Wearing only black-spandex shorts, Jon Upleger hoists Jennifer Cavanaugh aloft, where his fellow dancer spends a significant part of their performance.
Cavanaugh, clad in a flesh-colored unitard decorated with leafy-green designs, writhes in a series of acrobatic twists to ambient, leafy-green music. The pas de deux climaxes with her elfin, flab-less body balanced on Upleger’s airborne foot.
Not only do these two Terpsicorps Theatre of Dance members defy the basic laws of physics, but Upleger also manages to avoid smashing his partner into the Grey Eagle’s low ceiling during the pair’s June 13 performance there for the Summer Studio Stroll Art Auction.
That’s right — the Grey Eagle, a nightclub with a particleboard floor far better suited to beer and boots than ballet slippers. It’s not a typical venue in which to view a professional-dance act.
Then again, what Terpsicorps has taken on is not a typical challenge: North Carolina native Heather Maloy, the company’s artistic director, hopes to bring her gifted professional dancers to Asheville on a full-time basis.
“Do not try this at home, folks,” cracks audience member and WLOS-TV personality John Le as the tricky dance ends.
“I never thought I’d see that at the Grey Eagle,” he adds.
And then the auction’s bidding starts.
Trying it at home
It wasn’t the dancers who were for sale, though. Instead, it was the dedication rights to a new dance work (choreographed by Maloy) that were on the block.
Terpsicorps derives its name from “Terpsichore” (the art of dance, or the muse of dancing and choral song from Greek mythology) and “corps” (meaning group). Put those two ideas together and you get what Maloy is hoping will become this city’s first fully professional dance theater — a dream which may, in a relatively small market like this, be harder to sell than that single dance piece proved to be.
Nevertheless, Maloy — a former dancer with the North Carolina Dance Theatre (NCDT) in Charlotte — is determined to bring a professional company to Asheville, an area she believes is ready to raise the bar on dramatic arts.
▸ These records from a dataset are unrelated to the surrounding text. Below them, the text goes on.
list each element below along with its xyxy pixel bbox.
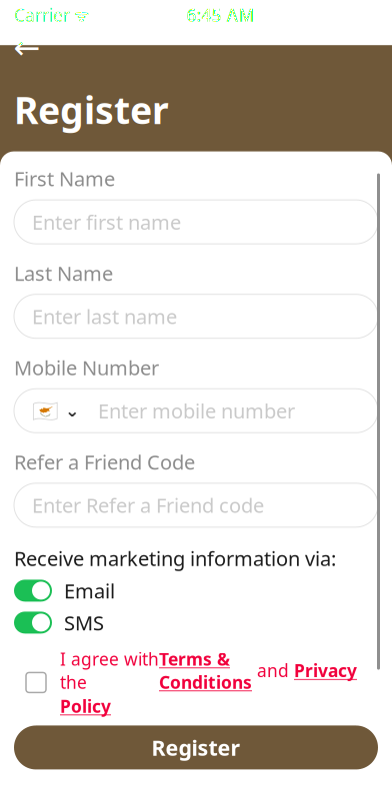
staticText: Terms & Conditions (159, 648, 252, 694)
staticText: Register (14, 85, 169, 135)
staticText: Privacy (294, 660, 357, 683)
staticText: Enter first name (32, 209, 181, 235)
button[interactable]: Back (10, 33, 44, 63)
staticText: Register (152, 734, 240, 762)
button[interactable]: Email (14, 578, 378, 604)
staticText: Carrier (14, 3, 70, 26)
button[interactable]: I agree with the (14, 648, 378, 718)
staticText: ← (14, 30, 40, 66)
staticText: Enter last name (32, 303, 177, 330)
staticText: ⌄ (65, 401, 80, 421)
staticText: Receive marketing information via: (14, 546, 336, 572)
staticText: Mobile Number (14, 355, 159, 381)
staticText: First Name (14, 166, 115, 192)
staticText: Last Name (14, 260, 113, 287)
staticText: Email (64, 578, 115, 604)
staticText: Enter Refer a Friend code (32, 492, 264, 519)
staticText: Enter mobile number (98, 398, 295, 424)
staticText: Policy (60, 695, 111, 718)
staticText: SMS (64, 610, 104, 636)
button[interactable]: Register (14, 726, 378, 770)
staticText: 🇨🇾 (32, 399, 59, 423)
button[interactable]: Select country code (32, 399, 80, 423)
staticText: ᯤ (70, 4, 89, 26)
staticText: 6:45 AM (186, 3, 254, 26)
staticText: Refer a Friend Code (14, 449, 195, 476)
staticText: I agree with the (60, 648, 159, 694)
button[interactable]: SMS (14, 610, 378, 636)
staticText: and (252, 660, 294, 683)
“Asheville is well-rounded, with a professional opera [and] symphony, and two professional-theater companies,” the artistic director explains, referring to the Highland Repertory Theatre and the North Carolina Stage Company. “There are really great [dance] schools here that are training kids, and it’s important for the students to see what they’re aspiring to.”
Ann Dunn, director of Fletcher School of Dance and the strongest force in local ballet for at least the past decade-and-a-half, agrees that there is room in Asheville for Terpsicorps.
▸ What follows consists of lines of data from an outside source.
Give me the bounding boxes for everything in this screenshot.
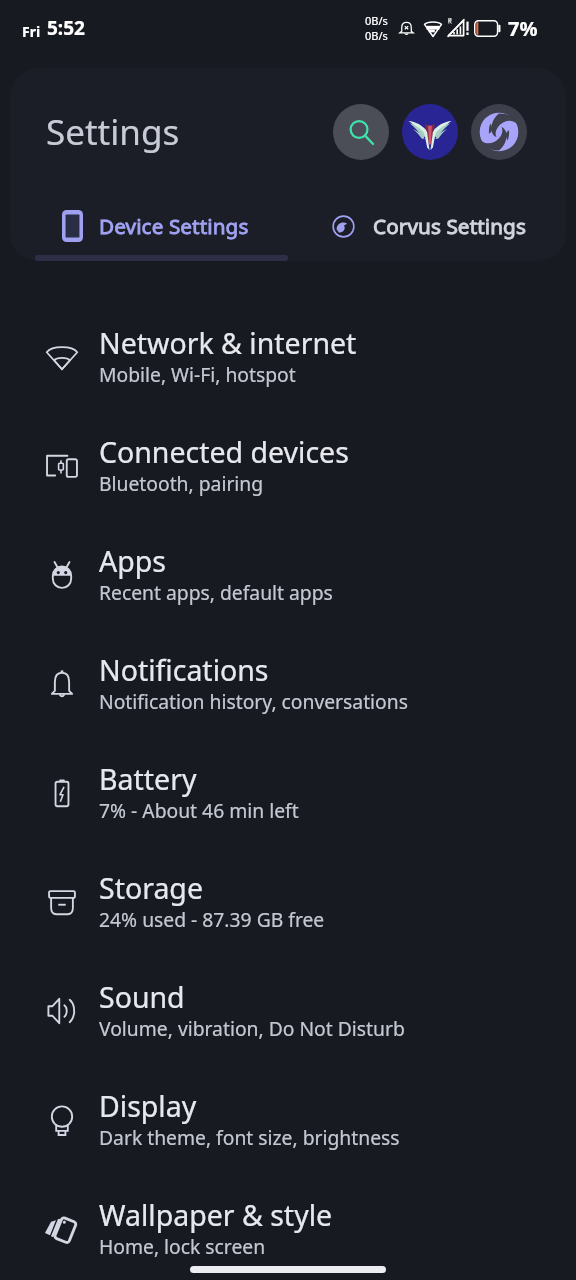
staticText: 7% bbox=[508, 15, 538, 42]
staticText: Apps bbox=[99, 542, 166, 581]
button[interactable]: Wallpaper & style bbox=[0, 1174, 576, 1280]
staticText: Device Settings bbox=[99, 212, 249, 240]
staticText: Recent apps, default apps bbox=[99, 579, 333, 605]
staticText: Fri bbox=[22, 22, 41, 41]
staticText: Display bbox=[99, 1087, 197, 1126]
staticText: Settings bbox=[46, 108, 180, 156]
button[interactable]: Apps bbox=[0, 520, 576, 629]
staticText: Wallpaper & style bbox=[99, 1196, 333, 1235]
button[interactable]: Sound bbox=[0, 956, 576, 1065]
staticText: Bluetooth, pairing bbox=[99, 470, 264, 496]
button[interactable]: Display bbox=[0, 1065, 576, 1174]
staticText: 7% - About 46 min left bbox=[99, 797, 299, 823]
button[interactable]: Device Settings bbox=[62, 203, 249, 249]
staticText: Notifications bbox=[99, 651, 269, 690]
button[interactable]: Corvus bbox=[471, 104, 527, 160]
button[interactable]: Battery bbox=[0, 738, 576, 847]
button[interactable]: Connected devices bbox=[0, 411, 576, 520]
button[interactable]: Search bbox=[333, 104, 389, 160]
button[interactable]: Corvus Settings bbox=[332, 203, 526, 249]
staticText: Notification history, conversations bbox=[99, 688, 408, 714]
staticText: 0B/s bbox=[365, 13, 388, 28]
staticText: Battery bbox=[99, 760, 197, 799]
staticText: Storage bbox=[99, 869, 203, 908]
staticText: Dark theme, font size, brightness bbox=[99, 1124, 400, 1150]
staticText: Corvus Settings bbox=[373, 212, 526, 240]
staticText: Volume, vibration, Do Not Disturb bbox=[99, 1015, 405, 1041]
staticText: 0B/s bbox=[365, 28, 388, 43]
button[interactable]: Storage bbox=[0, 847, 576, 956]
staticText: Home, lock screen bbox=[99, 1233, 266, 1259]
button[interactable]: Network & internet bbox=[0, 302, 576, 411]
staticText: Mobile, Wi-Fi, hotspot bbox=[99, 361, 296, 387]
button[interactable]: Notifications bbox=[0, 629, 576, 738]
staticText: Connected devices bbox=[99, 433, 349, 472]
button[interactable]: Profile bbox=[402, 104, 458, 160]
staticText: Network & internet bbox=[99, 324, 357, 363]
staticText: Sound bbox=[99, 978, 185, 1017]
staticText: 24% used - 87.39 GB free bbox=[99, 906, 325, 932]
staticText: 5:52 bbox=[47, 15, 85, 41]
“The more dance, the better,” she declares. “Increased visibility for an art form I love and practice can only help all of us who love and practice [it].”
More pointedly, Dunn comments that “this wonderful cultural community can support — and more importantly, will be nourished by — whatever it decides to support.”
That ain’t professional
Dunn does object, however, to Terpsicorps calling itself Asheville’s first professional ballet company.
The dance teacher, a longtime Asheville resident, is also the artistic director of Asheville Ballet, which includes a core of six professional dancers known as AD DANCE. Members of the latter company join student dancers in Asheville Ballet’s three annual productions — a fall showcase of original works; The Nutcracker at Christmas; and a full-length spring ballet such as this year’s Giselle.
Led by ballet master Brynar Mehl — who’s worked with Ethel Merman and Ginger Rogers — this sextet of dancers is billed as having trained or performed with luminaries like The New York City Ballet, The Boitsov Ballet, Martha Graham and Merce Cunningham.
AD DANCE also promotes its members as “proud to be year-round residents of Western North Carolina.”
Maloy makes a distinction between a fully professional company such as Terpsicorps — which pays all its dancers — and a semi-professional one that may include student or amateur dancers.
Semi-professional outfits, she says, “have their place.
“It’s a great learning opportunity for up-and-coming dancers,” Maloy adds. “But it’s good for the community to have something different.”
Dunn reiterates the professional status of Asheville Ballet’s six core dancers — even as she notes that many of her students have gone on to pro work in other markets. Everyone associated with AD DANCE, barring an apprentice, has had a career in the dance field, Dunn adds. And all of them “think of themselves … as professional dancers.”
But she and Maloy may be coming at their arguments from different angles.
“Professionalism, above all, is an attitude toward one’s work,” Dunn notes.
As for Terpsicorps members: They’re required to approach their work as a full-time job, donning various items of athletic wear each day, and putting in a 40-hour week, disciplining their bodies to be lithe, graceful and contemptuous of gravity.
But getting such a company off the ground (so to speak) is a Herculean effort. Especially financially.